The classes that attended the performance included Levicoff’s University Seminar “Fusion Forms in the Performing Arts” and students from a few of the other courses she teaches, including “Intro to Reading and Writing Music.” They were joined by Professor Elizabeth Murphy’s “Survey of Opera,” “Group Voice” and “Performance Study” classes.
Although there were several different approaches to preparation, Levicoff’s goal was to include lessons pertaining to the opera in each of her classes. Students taking the “Fusion” seminar, which Levicoff teaches alongside Professor Celeste Walker, acted scenes from La Bohème in class. The pair emphasized what Levicoff describes as “ears on learning.” During this process, Walker covered the dramatic portions from an actor’s standpoint, while Levicoff discussed the musical aspect.
Meanwhile, Levicoff’s other classes split into groups and studied each act individually. Her “Intro to Reading and Writing Music” students were shown the piano score to help them to understand what it means to take an opera from paper to the stage. Sophomore Akilah Pierre, a violinist who studies string performance with Levicoff, read the booklet for La Bohème and attended other operas with her peers. “Music [in an opera] is very important for background,” said Pierre. “We became inspired to play, and we’ve learned the importance of an orchestra.”
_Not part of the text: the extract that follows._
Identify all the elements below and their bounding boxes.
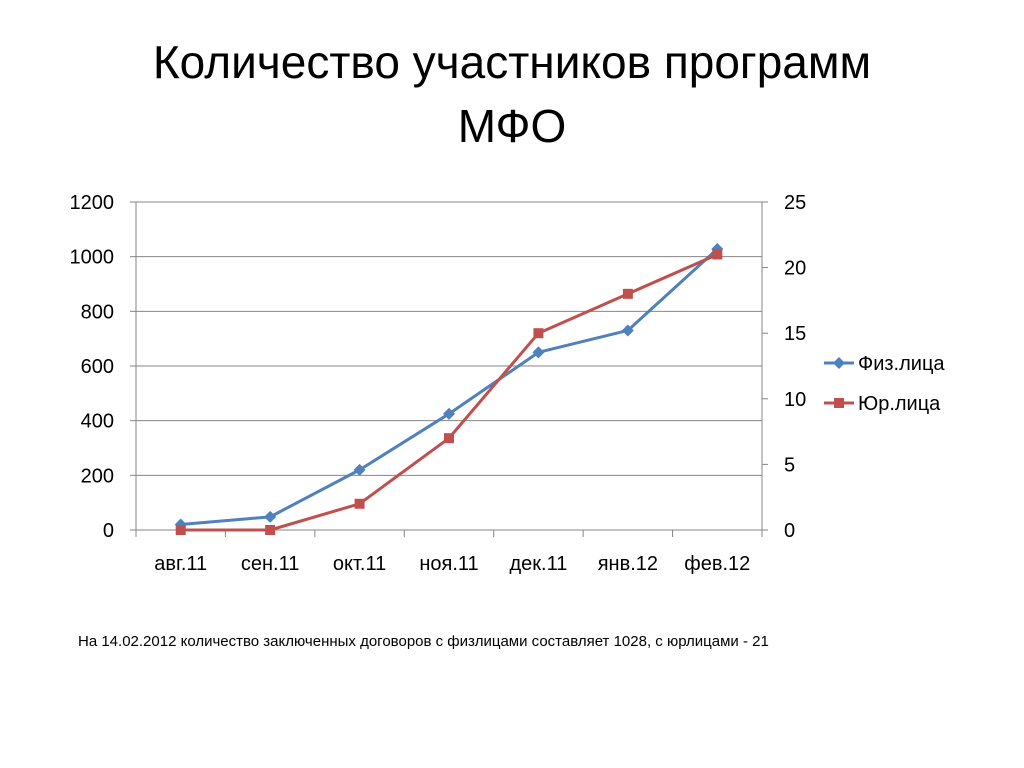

Murphy’s students had been researching and studying for La Bohème as well. “In ‘Survey of Opera,’ we are learning about the history of opera from its inception to present day, which of course includes Puccini and his contributions to Verismo opera. My group and private students are singing Italian art songs and arias at the moment. In the future, some of them could possibly be on the stage at the OCP,” she explained.
Eventually, each class was able to participate in a teleconference with Craig Verm, the Baritone who portrayed Schaunard in La Bohème. The students had the chance to apply what they had been studying in the classroom to the performer’s experience in the opera. Michelle Mullin, a junior from Levicoff’s “Intro to Reading and Writing” class, said, “I liked [the teleconference] a lot; it was really nice to hear Verm ahead of time.”
The students who took advantage of their opportunity to experience the production praised taking music education outside of the classroom. “I think getting off campus is a great way to apply what we’ve learned in class to the real world,” Mullin continued.
“Moving outside of the school setting allows you to actually witness what you’ve learned for yourself,” Pierre added.
Levicoff also believes that live art is pertinent for students because the experience allows them to broaden their understanding of themselves. “It’s sad that the perception of opera is so far removed. Music used to be the core of education because it encompasses all other subjects. Students can’t be exempt from the arts,” she said.
The goal of an opera is to make an impact that will remain with the audience long after the curtain closes—La Bohème was no exception. Emphasizing the fact that live performances help to shape her students’ lives, Levicoff said, “Music education is not simply about listening and playing, but helping musicians to become who they are as well.”